Wessen Bundesrat ist er nun, der am Mittwoch gewählte Ignazio Cassis (FDP, 56)? Gehört er der SVP, deren Stimmen seine Wahl erst möglich gemacht haben?

Die SVP selbst meint das jedenfalls. «Mit Cassis sollten die Zeiten von Mitte-links-Mehrheiten im Bundesrat vorbei sein», sagte etwa der Luzerner Nationalrat Franz Grüter (54) gegenüber dem «St. Galler Tagblatt».

Das gilt besonders für die Europa-Politik. Cassis habe der Partei im Hearing drei Versprechen gegeben, so SVP-Präsident Albert Rösti (50): dass er im EU-Dossier den Reset-Knopf drücke, dass es kein Rahmenabkommen und keine «fremden Richter» geben werde und dass er die Guillotineklausel aus den Bilateralen streichen werde.

Ignazio Cassis (56) nimmt Gratulationen zur Wahl in den Bundesrat entgegen.
Foto: Keystone

Diese Klausel besagt, dass bei Kündigung eines Abkommens auch alle anderen hinfällig werden. «An diesen Versprechen werden wir Cassis messen», so Rösti.

Cassis nach der gestrigen Wahl beim Bad in der Menge.
Foto: EQ Images/Monika Flückiger

Mehr Verständnis für Arbeitnehmer

Für SP-Präsident Christian Levrat (47) sind das naive Vorstellungen.

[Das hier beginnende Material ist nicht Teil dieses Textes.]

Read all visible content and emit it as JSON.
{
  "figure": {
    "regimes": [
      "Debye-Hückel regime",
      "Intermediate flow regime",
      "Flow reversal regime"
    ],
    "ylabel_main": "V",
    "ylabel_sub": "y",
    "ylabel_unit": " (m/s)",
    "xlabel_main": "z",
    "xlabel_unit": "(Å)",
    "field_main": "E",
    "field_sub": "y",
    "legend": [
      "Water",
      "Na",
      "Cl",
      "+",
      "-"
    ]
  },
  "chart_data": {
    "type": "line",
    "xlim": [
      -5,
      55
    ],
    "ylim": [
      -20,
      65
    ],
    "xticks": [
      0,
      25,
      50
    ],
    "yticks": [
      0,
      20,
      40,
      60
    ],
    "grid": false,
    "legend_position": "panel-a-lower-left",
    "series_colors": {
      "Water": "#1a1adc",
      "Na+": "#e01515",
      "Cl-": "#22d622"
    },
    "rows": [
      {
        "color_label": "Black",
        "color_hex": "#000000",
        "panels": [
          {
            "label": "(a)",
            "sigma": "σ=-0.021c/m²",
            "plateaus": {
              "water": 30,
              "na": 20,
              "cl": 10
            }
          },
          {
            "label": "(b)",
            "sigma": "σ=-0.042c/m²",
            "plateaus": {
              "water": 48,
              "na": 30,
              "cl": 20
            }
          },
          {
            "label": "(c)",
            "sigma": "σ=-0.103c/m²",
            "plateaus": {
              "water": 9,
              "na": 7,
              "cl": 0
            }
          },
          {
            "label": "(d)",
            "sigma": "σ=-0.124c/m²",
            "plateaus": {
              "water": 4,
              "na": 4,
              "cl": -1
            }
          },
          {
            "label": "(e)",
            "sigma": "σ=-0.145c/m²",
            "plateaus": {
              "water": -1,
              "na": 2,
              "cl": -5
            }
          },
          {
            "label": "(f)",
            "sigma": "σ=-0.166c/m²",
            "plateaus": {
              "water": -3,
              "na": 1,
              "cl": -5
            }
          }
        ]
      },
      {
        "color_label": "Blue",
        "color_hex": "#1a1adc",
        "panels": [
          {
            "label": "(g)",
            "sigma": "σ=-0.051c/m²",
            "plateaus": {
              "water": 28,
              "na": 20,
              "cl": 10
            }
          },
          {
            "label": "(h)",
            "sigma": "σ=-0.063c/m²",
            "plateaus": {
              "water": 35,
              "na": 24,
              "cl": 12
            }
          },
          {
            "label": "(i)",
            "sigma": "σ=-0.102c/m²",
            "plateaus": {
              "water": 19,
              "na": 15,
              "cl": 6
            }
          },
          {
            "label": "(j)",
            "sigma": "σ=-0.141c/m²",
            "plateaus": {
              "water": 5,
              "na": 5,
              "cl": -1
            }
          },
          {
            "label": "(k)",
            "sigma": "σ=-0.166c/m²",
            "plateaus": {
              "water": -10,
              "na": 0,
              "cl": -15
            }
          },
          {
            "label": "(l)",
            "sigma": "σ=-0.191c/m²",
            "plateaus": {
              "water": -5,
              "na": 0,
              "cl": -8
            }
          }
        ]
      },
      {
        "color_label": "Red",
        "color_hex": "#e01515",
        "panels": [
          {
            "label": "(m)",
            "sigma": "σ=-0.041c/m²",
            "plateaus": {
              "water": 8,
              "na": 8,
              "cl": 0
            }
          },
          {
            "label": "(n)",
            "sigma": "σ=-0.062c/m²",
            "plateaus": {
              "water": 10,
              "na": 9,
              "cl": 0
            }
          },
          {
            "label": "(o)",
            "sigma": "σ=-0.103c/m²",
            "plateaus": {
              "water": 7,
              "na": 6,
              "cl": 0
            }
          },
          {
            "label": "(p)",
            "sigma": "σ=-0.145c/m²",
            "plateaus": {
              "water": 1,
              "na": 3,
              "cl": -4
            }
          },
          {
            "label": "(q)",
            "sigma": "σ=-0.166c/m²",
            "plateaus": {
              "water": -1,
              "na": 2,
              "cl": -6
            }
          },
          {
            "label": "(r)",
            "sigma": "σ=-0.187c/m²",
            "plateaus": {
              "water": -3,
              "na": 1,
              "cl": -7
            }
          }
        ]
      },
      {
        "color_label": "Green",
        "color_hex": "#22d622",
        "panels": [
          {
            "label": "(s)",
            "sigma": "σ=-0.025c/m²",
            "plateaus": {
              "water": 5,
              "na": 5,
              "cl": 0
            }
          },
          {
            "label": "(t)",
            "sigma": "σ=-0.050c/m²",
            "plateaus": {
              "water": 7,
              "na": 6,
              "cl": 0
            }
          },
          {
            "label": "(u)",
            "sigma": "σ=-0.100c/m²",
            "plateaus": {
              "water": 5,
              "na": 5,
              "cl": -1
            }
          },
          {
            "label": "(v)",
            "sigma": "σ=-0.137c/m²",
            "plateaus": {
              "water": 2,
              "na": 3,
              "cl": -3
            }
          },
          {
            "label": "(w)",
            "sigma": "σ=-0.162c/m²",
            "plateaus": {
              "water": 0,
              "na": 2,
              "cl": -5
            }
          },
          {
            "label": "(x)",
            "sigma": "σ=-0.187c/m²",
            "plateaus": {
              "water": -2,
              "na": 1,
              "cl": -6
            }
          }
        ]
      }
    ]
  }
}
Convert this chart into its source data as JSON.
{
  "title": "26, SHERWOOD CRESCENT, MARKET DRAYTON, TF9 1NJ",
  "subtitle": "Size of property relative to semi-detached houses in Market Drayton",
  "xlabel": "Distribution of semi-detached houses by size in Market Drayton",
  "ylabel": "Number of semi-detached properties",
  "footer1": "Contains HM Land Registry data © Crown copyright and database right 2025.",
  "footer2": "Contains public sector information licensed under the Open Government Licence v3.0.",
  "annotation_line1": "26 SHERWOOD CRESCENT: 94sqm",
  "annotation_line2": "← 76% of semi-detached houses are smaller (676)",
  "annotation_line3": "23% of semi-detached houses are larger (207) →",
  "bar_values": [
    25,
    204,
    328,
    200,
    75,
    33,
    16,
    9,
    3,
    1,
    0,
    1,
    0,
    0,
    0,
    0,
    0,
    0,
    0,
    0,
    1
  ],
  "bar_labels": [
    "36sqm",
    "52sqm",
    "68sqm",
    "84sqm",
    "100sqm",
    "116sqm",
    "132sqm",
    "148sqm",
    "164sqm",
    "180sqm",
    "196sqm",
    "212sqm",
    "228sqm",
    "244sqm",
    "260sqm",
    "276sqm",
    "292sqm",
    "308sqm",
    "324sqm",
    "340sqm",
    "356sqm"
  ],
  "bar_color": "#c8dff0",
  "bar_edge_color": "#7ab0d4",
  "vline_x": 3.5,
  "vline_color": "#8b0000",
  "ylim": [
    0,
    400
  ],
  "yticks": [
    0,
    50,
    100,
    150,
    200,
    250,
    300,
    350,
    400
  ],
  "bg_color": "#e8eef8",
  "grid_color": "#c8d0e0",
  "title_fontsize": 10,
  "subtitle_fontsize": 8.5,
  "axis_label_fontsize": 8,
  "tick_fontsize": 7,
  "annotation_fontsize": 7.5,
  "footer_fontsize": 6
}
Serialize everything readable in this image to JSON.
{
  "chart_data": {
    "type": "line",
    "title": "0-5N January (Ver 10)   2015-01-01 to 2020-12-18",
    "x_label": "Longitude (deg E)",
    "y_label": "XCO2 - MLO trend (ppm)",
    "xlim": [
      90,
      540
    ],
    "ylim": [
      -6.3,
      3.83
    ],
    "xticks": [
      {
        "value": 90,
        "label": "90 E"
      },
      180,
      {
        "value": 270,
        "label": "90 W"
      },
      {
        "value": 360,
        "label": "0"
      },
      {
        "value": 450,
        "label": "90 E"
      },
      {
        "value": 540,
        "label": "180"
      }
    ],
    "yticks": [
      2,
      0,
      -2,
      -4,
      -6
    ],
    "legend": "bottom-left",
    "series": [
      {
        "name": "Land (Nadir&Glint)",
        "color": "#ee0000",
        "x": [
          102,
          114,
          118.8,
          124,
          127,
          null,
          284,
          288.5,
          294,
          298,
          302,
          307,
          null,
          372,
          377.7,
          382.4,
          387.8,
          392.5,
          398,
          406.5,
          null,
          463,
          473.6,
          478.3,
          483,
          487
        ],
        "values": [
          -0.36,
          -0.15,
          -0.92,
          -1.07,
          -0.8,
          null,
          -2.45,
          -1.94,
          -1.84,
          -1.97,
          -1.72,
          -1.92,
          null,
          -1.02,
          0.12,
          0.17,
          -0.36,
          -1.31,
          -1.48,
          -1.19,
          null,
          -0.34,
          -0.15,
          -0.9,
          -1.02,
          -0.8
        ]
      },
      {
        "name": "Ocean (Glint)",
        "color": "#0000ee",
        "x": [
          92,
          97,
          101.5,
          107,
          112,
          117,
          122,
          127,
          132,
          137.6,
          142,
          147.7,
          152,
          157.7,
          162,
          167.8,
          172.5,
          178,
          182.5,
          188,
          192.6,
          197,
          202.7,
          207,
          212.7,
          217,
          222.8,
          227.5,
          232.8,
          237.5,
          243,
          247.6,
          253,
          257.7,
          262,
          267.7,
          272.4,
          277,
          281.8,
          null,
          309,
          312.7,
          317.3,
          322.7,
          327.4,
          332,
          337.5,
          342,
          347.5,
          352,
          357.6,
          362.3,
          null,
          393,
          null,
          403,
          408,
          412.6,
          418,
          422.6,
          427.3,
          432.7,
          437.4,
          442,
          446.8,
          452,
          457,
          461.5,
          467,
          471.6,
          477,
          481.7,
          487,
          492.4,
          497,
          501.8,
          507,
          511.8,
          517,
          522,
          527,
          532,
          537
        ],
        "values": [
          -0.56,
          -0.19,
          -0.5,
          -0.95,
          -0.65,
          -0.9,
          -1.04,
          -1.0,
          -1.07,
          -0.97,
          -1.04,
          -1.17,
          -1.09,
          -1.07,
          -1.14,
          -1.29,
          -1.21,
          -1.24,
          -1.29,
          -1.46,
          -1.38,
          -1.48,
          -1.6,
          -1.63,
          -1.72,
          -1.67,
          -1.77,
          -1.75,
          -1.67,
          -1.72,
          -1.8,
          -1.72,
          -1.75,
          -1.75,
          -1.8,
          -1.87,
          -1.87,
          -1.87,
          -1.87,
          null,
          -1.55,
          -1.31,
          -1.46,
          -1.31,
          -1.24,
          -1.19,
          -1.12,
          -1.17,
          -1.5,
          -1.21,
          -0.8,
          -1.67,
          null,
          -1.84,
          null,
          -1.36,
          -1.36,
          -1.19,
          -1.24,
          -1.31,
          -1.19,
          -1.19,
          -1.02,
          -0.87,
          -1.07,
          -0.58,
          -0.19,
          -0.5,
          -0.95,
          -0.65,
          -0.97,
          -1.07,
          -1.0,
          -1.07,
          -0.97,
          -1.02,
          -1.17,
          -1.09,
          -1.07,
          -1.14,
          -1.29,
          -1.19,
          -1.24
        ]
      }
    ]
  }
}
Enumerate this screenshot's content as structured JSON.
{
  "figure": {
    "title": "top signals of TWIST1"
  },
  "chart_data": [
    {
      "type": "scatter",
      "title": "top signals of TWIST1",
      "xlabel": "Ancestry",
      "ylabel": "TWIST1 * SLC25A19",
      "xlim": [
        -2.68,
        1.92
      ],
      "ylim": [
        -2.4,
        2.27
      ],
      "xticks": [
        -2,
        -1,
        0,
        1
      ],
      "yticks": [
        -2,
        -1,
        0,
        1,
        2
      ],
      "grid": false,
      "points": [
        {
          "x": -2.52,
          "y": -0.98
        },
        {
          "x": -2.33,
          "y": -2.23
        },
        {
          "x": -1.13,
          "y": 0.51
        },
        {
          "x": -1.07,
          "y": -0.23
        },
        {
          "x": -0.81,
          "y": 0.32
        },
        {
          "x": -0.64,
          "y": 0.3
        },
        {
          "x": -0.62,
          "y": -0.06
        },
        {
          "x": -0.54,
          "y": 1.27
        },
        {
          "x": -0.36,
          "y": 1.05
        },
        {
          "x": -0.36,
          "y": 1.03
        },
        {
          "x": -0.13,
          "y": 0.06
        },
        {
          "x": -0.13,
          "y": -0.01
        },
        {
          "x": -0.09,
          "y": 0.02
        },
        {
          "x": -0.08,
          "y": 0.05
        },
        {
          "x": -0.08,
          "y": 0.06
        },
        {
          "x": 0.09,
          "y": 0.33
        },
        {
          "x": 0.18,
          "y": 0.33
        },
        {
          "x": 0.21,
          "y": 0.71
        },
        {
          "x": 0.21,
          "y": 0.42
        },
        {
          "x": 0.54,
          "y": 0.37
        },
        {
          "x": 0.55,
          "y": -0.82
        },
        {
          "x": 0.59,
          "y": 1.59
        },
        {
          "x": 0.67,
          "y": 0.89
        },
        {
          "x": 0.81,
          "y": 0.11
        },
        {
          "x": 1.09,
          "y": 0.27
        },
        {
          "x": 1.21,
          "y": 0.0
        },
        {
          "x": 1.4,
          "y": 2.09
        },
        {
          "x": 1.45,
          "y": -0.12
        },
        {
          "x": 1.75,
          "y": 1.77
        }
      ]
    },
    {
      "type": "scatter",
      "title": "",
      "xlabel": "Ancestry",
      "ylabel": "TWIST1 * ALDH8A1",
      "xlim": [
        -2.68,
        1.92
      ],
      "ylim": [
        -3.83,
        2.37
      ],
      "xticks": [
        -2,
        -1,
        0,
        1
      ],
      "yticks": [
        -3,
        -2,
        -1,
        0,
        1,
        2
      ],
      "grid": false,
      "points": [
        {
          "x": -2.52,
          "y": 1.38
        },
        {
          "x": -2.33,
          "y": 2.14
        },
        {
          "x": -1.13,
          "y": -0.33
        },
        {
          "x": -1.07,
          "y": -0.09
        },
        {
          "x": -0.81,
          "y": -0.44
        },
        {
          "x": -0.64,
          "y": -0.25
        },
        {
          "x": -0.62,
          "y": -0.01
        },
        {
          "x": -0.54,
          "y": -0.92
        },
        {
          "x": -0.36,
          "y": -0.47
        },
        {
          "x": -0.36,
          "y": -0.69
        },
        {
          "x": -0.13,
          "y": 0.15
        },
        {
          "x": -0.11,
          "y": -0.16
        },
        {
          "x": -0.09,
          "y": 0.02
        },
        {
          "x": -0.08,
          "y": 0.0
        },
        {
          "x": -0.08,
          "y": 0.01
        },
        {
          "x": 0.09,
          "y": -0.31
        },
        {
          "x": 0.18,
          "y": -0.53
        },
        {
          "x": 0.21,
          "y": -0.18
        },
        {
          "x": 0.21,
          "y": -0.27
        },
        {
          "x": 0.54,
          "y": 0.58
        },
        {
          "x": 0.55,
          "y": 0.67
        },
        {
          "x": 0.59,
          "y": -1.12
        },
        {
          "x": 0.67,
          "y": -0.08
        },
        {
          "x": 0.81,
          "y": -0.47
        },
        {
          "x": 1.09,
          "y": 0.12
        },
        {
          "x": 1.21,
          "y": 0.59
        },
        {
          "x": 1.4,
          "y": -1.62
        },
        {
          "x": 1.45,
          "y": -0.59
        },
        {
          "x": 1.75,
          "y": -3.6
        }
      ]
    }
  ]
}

Das hindert den Genossen aber nicht daran, eigene Erwartungen an den neuen Magistraten zu formulieren. So hofft Levrat, dass Cassis mehr Verständnis für die Probleme der Arbeitnehmer in den Bundesrat einbringen werde. Sprich: dass er für einen Ausbau der flankierenden Massnahmen zu haben ist.

«Cassis weiss, wie wichtig der Schutz der Löhne und Arbeitsbedingungen ist», glaubt auch SP-Nationalrat und Unia-Boss Corrado Pardini (52). Als Tessiner könne er in diesen Fragen daher von der FDP-Linie abweichen, so Pardini gegenüber dem «Tages-Anzeiger».

Hoffnung auf den Brückenbauer

CVP-Präsident Gerhard Pfister (54) findet die SP- und SVP-Wünsche irritierend: «Es ist unsinnig, Bundesräte mit parteipolitischen Forderungen zu überziehen», sagt er zu BLICK. Ich erwarte von Ignazio Cassis nicht, dass er CVP-Politik macht. Er soll die Beschlüsse des Bundesrats mittragen und umsetzen.»

Pfister hofft allerdings, dass Cassis sich wie versprochen als Brückenbauer beweist: «Das heisst, dass er kein Block-Politiker ist, sondern offen für alle Partner.»

Auch in der Europa-Politik hat der Zuger klare Vorstellungen von der Aufgabe des neuen Bundesrats: «Egal, ob man das Reset nennt oder wie auch immer: In der Europapolitik werden wir ihn daran messen, ob er den bilateralen Weg verteidigen kann.»